The tarmac trembles beneath a dozen thundering engines as a trio of U.S. military C-130 aircraft prepare to carry away the mass of people assembled at the Tacloban airport.
Soon, a rush of people emerges from the shambles of the terminal. A man limps, his arms on the shoulders of friends. A frail elderly woman wearing a mask slowly makes her way out. Behind them, the throng. Men and women, some with toddlers and infants, most carrying barely anything at all. There are backpacks and handbags but very few suitcases in the aftermath of Typhoon Haiyan, which laid wasted to the nearby town of 250,000.
Many here have very few belongings left. They are leaving because what was once home is now, for many, a wasteland – the only accommodations those banged together into shanties made from debris.
And so, more than half a week after the winds and the rising waters flattened Tacloban and a series of nearby municipalities, people are leaving. The exit flights are offered free of charge, a combination of military evacuations and departures on commercial aircraft that on Tuesday marked their first full day of resumed service.

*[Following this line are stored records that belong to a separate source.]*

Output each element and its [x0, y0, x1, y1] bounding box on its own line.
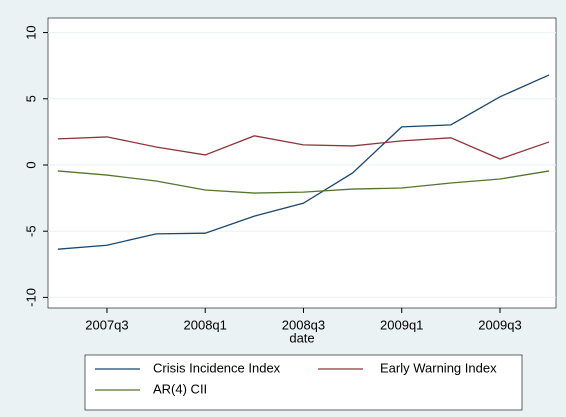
x-tick-label: 2007q3: [85, 317, 128, 332]
plot-area: [47, 17, 557, 309]
y-tick-label: -10: [23, 288, 38, 307]
y-tick-label: 10: [23, 25, 38, 39]
y-tick-label: 0: [23, 161, 38, 168]
series-line: [57, 135, 550, 160]
legend-label: Crisis Incidence Index: [153, 360, 281, 375]
x-tick-label: 2009q1: [380, 317, 423, 332]
x-tick-label: 2008q1: [184, 317, 227, 332]
x-tick-label: 2008q3: [282, 317, 325, 332]
legend: [84, 354, 523, 411]
series-line: [57, 74, 550, 250]
legend-label: Early Warning Index: [380, 360, 497, 375]
x-tick-label: 2009q3: [478, 317, 521, 332]
y-tick-label: 5: [23, 95, 38, 102]
y-tick-label: -5: [23, 225, 38, 237]
series-line: [57, 170, 550, 194]
x-axis-label: date: [289, 330, 314, 345]
legend-label: AR(4) CII: [153, 381, 207, 396]
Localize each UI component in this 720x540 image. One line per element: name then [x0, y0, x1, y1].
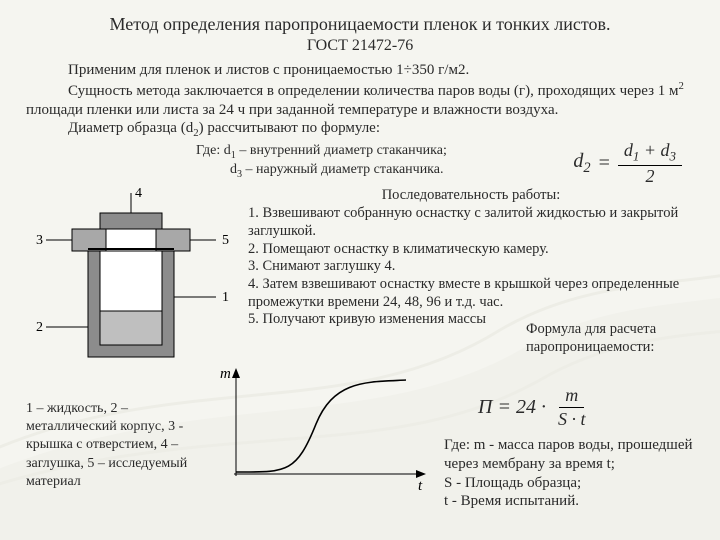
intro-text: Применим для пленок и листов с проницаем…: [26, 61, 694, 141]
gost-number: ГОСТ 21472-76: [26, 37, 694, 55]
formula-pi-block: П = 24 · m S · t Где: m - масса паров во…: [436, 400, 694, 511]
lbl-5: 5: [222, 233, 229, 248]
lbl-4: 4: [135, 187, 142, 201]
svg-text:m: m: [220, 366, 231, 382]
svg-text:t: t: [418, 478, 423, 494]
formula-pi: П = 24 · m S · t: [478, 384, 694, 430]
lbl-1: 1: [222, 290, 229, 305]
parts-legend: 1 – жидкость, 2 – металлический корпус, …: [26, 400, 206, 511]
lbl-3: 3: [36, 233, 43, 248]
mass-time-graph: m t: [206, 400, 436, 511]
page-title: Метод определения паропроницаемости плен…: [26, 14, 694, 35]
formula-d2: d2 = d1 + d3 2: [573, 140, 682, 187]
apparatus-diagram: 1 2 3 4 5: [26, 187, 236, 372]
side-formula-label: Формула для расчета паропроницаемости:: [526, 320, 686, 356]
lbl-2: 2: [36, 320, 43, 335]
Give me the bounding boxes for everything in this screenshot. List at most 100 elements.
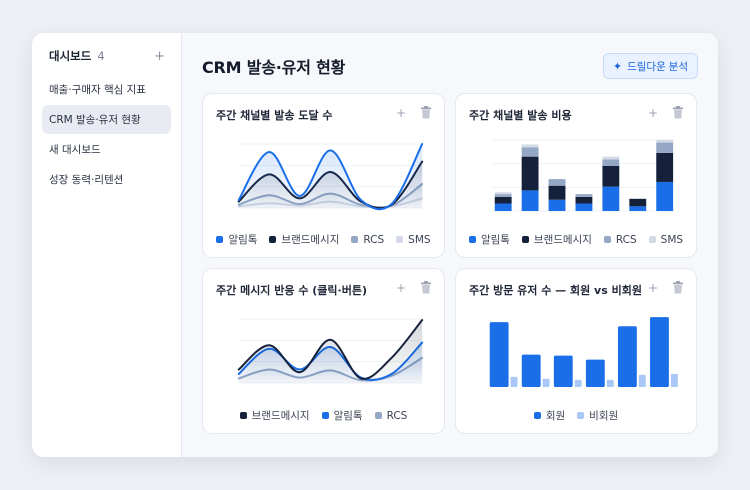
trash-icon[interactable] [420,281,432,294]
legend-item: 비회원 [577,408,618,423]
bar-segment [602,159,620,166]
delivery-area-chart [237,143,424,211]
chart-legend: 알림톡 브랜드메시지 RCS SMS [456,232,696,247]
bar-segment [602,166,620,187]
legend-label: 회원 [545,410,566,422]
legend-label: RCS [386,409,408,422]
card-title: 주간 채널별 발송 비용 [469,109,572,122]
add-icon[interactable]: + [395,106,406,120]
legend-swatch [468,236,476,243]
legend-item: SMS [396,232,431,247]
bar-segment [521,144,539,148]
bar-segment [494,196,512,204]
bar-segment [602,156,620,160]
legend-swatch [396,236,404,243]
series-line [237,143,424,211]
bar-segment [521,147,539,157]
bar-segment [656,181,674,211]
bar-segment [548,185,566,200]
drilldown-button[interactable]: ✦ 드릴다운 분석 [602,53,698,79]
chart-card-cost: 주간 채널별 발송 비용 + 알림톡 브랜드메시지 RCS SMS [455,93,697,258]
main-header: CRM 발송·유저 현황 ✦ 드릴다운 분석 [202,47,698,85]
legend-swatch [374,412,382,419]
bar-nonmember [574,379,582,387]
bar-member [489,322,509,387]
bar-segment [575,194,593,197]
sidebar-item-new-dashboard[interactable]: 새 대시보드 [49,144,101,156]
legend-swatch [577,412,585,419]
bar-nonmember [670,373,678,387]
add-icon[interactable]: + [395,281,406,295]
page-title: CRM 발송·유저 현황 [202,58,346,77]
bar-segment [548,179,566,186]
series-area [238,320,423,383]
legend-item: 브랜드메시지 [239,408,310,423]
chart-card-reactions: 주간 메시지 반응 수 (클릭·버튼) + 브랜드메시지 알림톡 RCS [202,268,445,434]
legend-label: RCS [363,233,385,246]
legend-item: RCS [374,408,408,423]
bar-segment [494,203,512,211]
chart-grid: 주간 채널별 발송 도달 수 + 알림톡 브랜드메시지 RCS SMS 주간 채… [202,93,697,434]
sidebar-item-growth-retention[interactable]: 성장 동력·리텐션 [49,174,124,186]
legend-item: 회원 [533,408,566,423]
bar-member [521,354,541,387]
bar-segment [494,192,512,195]
bar-segment [575,196,593,204]
bar-member [617,326,637,387]
legend-label: 알림톡 [333,410,363,422]
bar-segment [575,203,593,211]
sidebar-header: 대시보드 4 + [42,47,171,65]
bar-nonmember [510,376,518,387]
bar-segment [656,142,674,153]
series-area [238,144,423,210]
trash-icon[interactable] [420,106,432,119]
legend-label: 브랜드메시지 [251,410,310,422]
visitors-bar-chart [489,317,678,387]
legend-label: 알림톡 [228,234,258,246]
legend-label: 알림톡 [480,234,510,246]
chart-card-delivery: 주간 채널별 발송 도달 수 + 알림톡 브랜드메시지 RCS SMS [202,93,445,258]
series-line [237,319,424,380]
bar-nonmember [606,379,614,387]
cost-stacked-bar-chart [491,139,675,212]
legend-item: SMS [648,232,684,247]
bar-segment [521,156,539,191]
bar-segment [602,186,620,211]
legend-item: RCS [603,232,637,247]
legend-label: SMS [408,233,431,246]
legend-swatch [521,236,529,243]
card-title: 주간 방문 유저 수 — 회원 vs 비회원 [469,284,642,297]
bar-segment [656,152,674,182]
sparkle-icon: ✦ [612,60,623,73]
legend-swatch [648,236,656,243]
sidebar-item-sales-metrics[interactable]: 매출·구매자 핵심 지표 [49,84,146,96]
chart-legend: 브랜드메시지 알림톡 RCS [203,408,444,423]
legend-label: 브랜드메시지 [533,234,592,246]
dashboard-window: 대시보드 4 + 매출·구매자 핵심 지표 CRM 발송·유저 현황 새 대시보… [32,33,718,457]
legend-label: RCS [615,233,637,246]
sidebar-title: 대시보드 [49,49,92,63]
sidebar-count: 4 [97,49,105,63]
sidebar-item-crm-status[interactable]: CRM 발송·유저 현황 [42,105,171,134]
sidebar: 대시보드 4 + 매출·구매자 핵심 지표 CRM 발송·유저 현황 새 대시보… [32,33,182,457]
legend-swatch [351,236,359,243]
add-dashboard-button[interactable]: + [154,48,165,64]
drilldown-label: 드릴다운 분석 [627,60,688,73]
legend-item: 알림톡 [216,232,257,247]
bar-segment [548,199,566,211]
add-icon[interactable]: + [647,106,658,120]
legend-swatch [533,412,541,419]
legend-label: SMS [660,233,684,246]
trash-icon[interactable] [672,281,684,294]
trash-icon[interactable] [672,106,684,119]
legend-item: RCS [351,232,384,247]
legend-item: 브랜드메시지 [521,232,592,247]
bar-segment [629,198,647,207]
legend-swatch [321,412,329,419]
bar-member [585,359,605,387]
bar-segment [494,194,512,197]
legend-swatch [239,412,247,419]
chart-legend: 회원 비회원 [456,408,696,423]
card-title: 주간 채널별 발송 도달 수 [216,109,333,122]
add-icon[interactable]: + [647,281,658,295]
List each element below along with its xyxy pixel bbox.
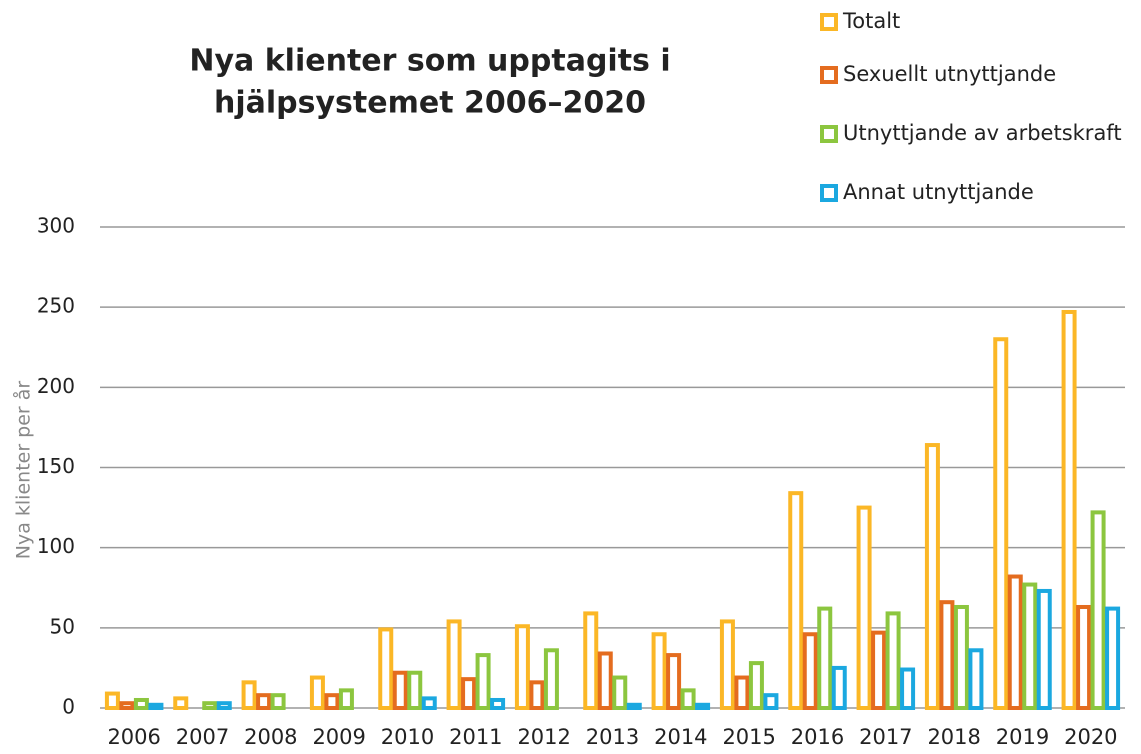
bar bbox=[241, 680, 257, 711]
bar bbox=[612, 675, 628, 711]
y-axis-label: Nya klienter per år bbox=[12, 381, 35, 560]
y-tick-label: 200 bbox=[37, 374, 75, 398]
bar bbox=[1036, 588, 1052, 710]
bar bbox=[802, 632, 818, 710]
bar bbox=[529, 680, 545, 711]
bar bbox=[680, 688, 696, 711]
bar bbox=[133, 697, 149, 711]
bar bbox=[407, 670, 423, 711]
bar bbox=[788, 491, 804, 710]
bar bbox=[270, 693, 286, 711]
bar bbox=[666, 653, 682, 711]
x-tick-label: 2011 bbox=[449, 725, 502, 749]
bar bbox=[597, 651, 613, 711]
x-tick-label: 2017 bbox=[859, 725, 912, 749]
legend-label: Totalt bbox=[842, 9, 900, 33]
bar bbox=[1090, 510, 1106, 710]
x-tick-label: 2015 bbox=[722, 725, 775, 749]
legend-marker bbox=[820, 125, 838, 143]
y-tick-label: 150 bbox=[37, 454, 75, 478]
bar bbox=[831, 665, 847, 711]
bar bbox=[309, 675, 325, 711]
bar bbox=[543, 648, 559, 711]
bar bbox=[953, 604, 969, 710]
legend-marker bbox=[820, 66, 838, 84]
bar bbox=[817, 606, 833, 710]
chart-title: Nya klienter som upptagits i bbox=[189, 44, 670, 79]
bar bbox=[1076, 604, 1092, 710]
bar bbox=[1105, 606, 1121, 710]
bar bbox=[748, 661, 764, 711]
chart-title: hjälpsystemet 2006–2020 bbox=[214, 86, 646, 121]
x-tick-label: 2006 bbox=[107, 725, 160, 749]
bar bbox=[514, 624, 530, 710]
y-tick-label: 100 bbox=[37, 534, 75, 558]
y-tick-label: 300 bbox=[37, 214, 75, 238]
x-tick-label: 2008 bbox=[244, 725, 297, 749]
bar bbox=[1061, 309, 1077, 710]
bar bbox=[583, 611, 599, 710]
legend-marker bbox=[820, 184, 838, 202]
x-tick-label: 2010 bbox=[381, 725, 434, 749]
x-tick-label: 2014 bbox=[654, 725, 707, 749]
bar bbox=[119, 701, 135, 711]
bar bbox=[763, 693, 779, 711]
bar bbox=[104, 691, 120, 711]
bar bbox=[461, 677, 477, 711]
x-tick-label: 2016 bbox=[791, 725, 844, 749]
y-tick-label: 50 bbox=[50, 614, 75, 638]
bar bbox=[475, 653, 491, 711]
bar bbox=[900, 667, 916, 711]
bar bbox=[446, 619, 462, 710]
bar bbox=[719, 619, 735, 710]
x-tick-label: 2007 bbox=[176, 725, 229, 749]
bar bbox=[148, 702, 164, 711]
bar bbox=[968, 648, 984, 711]
bar bbox=[856, 505, 872, 711]
bar bbox=[338, 688, 354, 711]
bar bbox=[1022, 582, 1038, 710]
legend-label: Sexuellt utnyttjande bbox=[843, 62, 1056, 86]
bar bbox=[993, 337, 1009, 710]
legend-label: Annat utnyttjande bbox=[843, 180, 1034, 204]
bar bbox=[392, 670, 408, 711]
bar bbox=[378, 627, 394, 710]
bar bbox=[256, 693, 272, 711]
x-tick-label: 2013 bbox=[586, 725, 639, 749]
bar bbox=[626, 702, 642, 711]
bar bbox=[202, 701, 218, 711]
bar bbox=[324, 693, 340, 711]
bar bbox=[421, 696, 437, 711]
bar bbox=[695, 702, 711, 711]
x-tick-label: 2009 bbox=[312, 725, 365, 749]
y-tick-label: 0 bbox=[62, 695, 75, 719]
bar bbox=[924, 443, 940, 710]
x-tick-label: 2019 bbox=[996, 725, 1049, 749]
legend-marker bbox=[820, 13, 838, 31]
bar bbox=[216, 701, 232, 711]
x-tick-label: 2018 bbox=[927, 725, 980, 749]
bar bbox=[939, 600, 955, 710]
legend-label: Utnyttjande av arbetskraft bbox=[843, 121, 1122, 145]
x-tick-label: 2020 bbox=[1064, 725, 1117, 749]
y-tick-label: 250 bbox=[37, 294, 75, 318]
bar bbox=[734, 675, 750, 711]
bar bbox=[885, 611, 901, 710]
bar bbox=[173, 696, 189, 711]
bar bbox=[871, 630, 887, 710]
bar bbox=[490, 697, 506, 711]
bar bbox=[651, 632, 667, 710]
x-tick-label: 2012 bbox=[517, 725, 570, 749]
bar bbox=[1007, 574, 1023, 710]
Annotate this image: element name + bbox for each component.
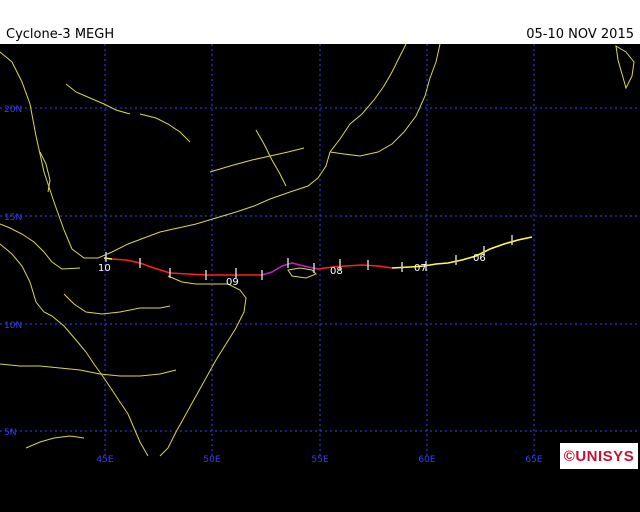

Even those coming in to the disaster zone were here in large measure because they want to pull others out.
“I have to get my mother. She refuses to leave. She is 84 years old,”says Sandy Veloso, who together with her family owns a hotel in Tacloban. Her brothers have attempted to persuade the mother to find safer haven elsewhere. They have, so far, failed.
“I think if a daughter comes, maybe she will come with me,” says Ms. Veloso.
Typhoons strike Tacloban with regularity, but in the past people have always found ways to pull through. In 1987, a particularly wicked storm knocked out electricity for three months. Alain Alda remembers it with a touch of fondness.
It offered time to “be a family,” he says. “There was no TV so everybody talked to each other. Nobody went out. Just one big happy family.”
This time is far different. He has come from Manila to return to Tacloban to retrieve his father, brother and sister-in-law, who is eight months pregnant. Thoughts of rebuilding are far from his mind.
“I heard a lot of people say it’s good to go to Manila or transfer to other provinces. Leave Leyte until things settle down.” Leyte is the island where Tacloban is located.
When they leave, Mr. Alda’s family will join him in Manila, where he lives in a one-bedroom condo. Come December they will be six adults and a newborn.
“It’s going to be a challenge,” he says. “But I am looking forward to it. It’s our second lease on life as a family. Things could have been worse. At least they are still alive.”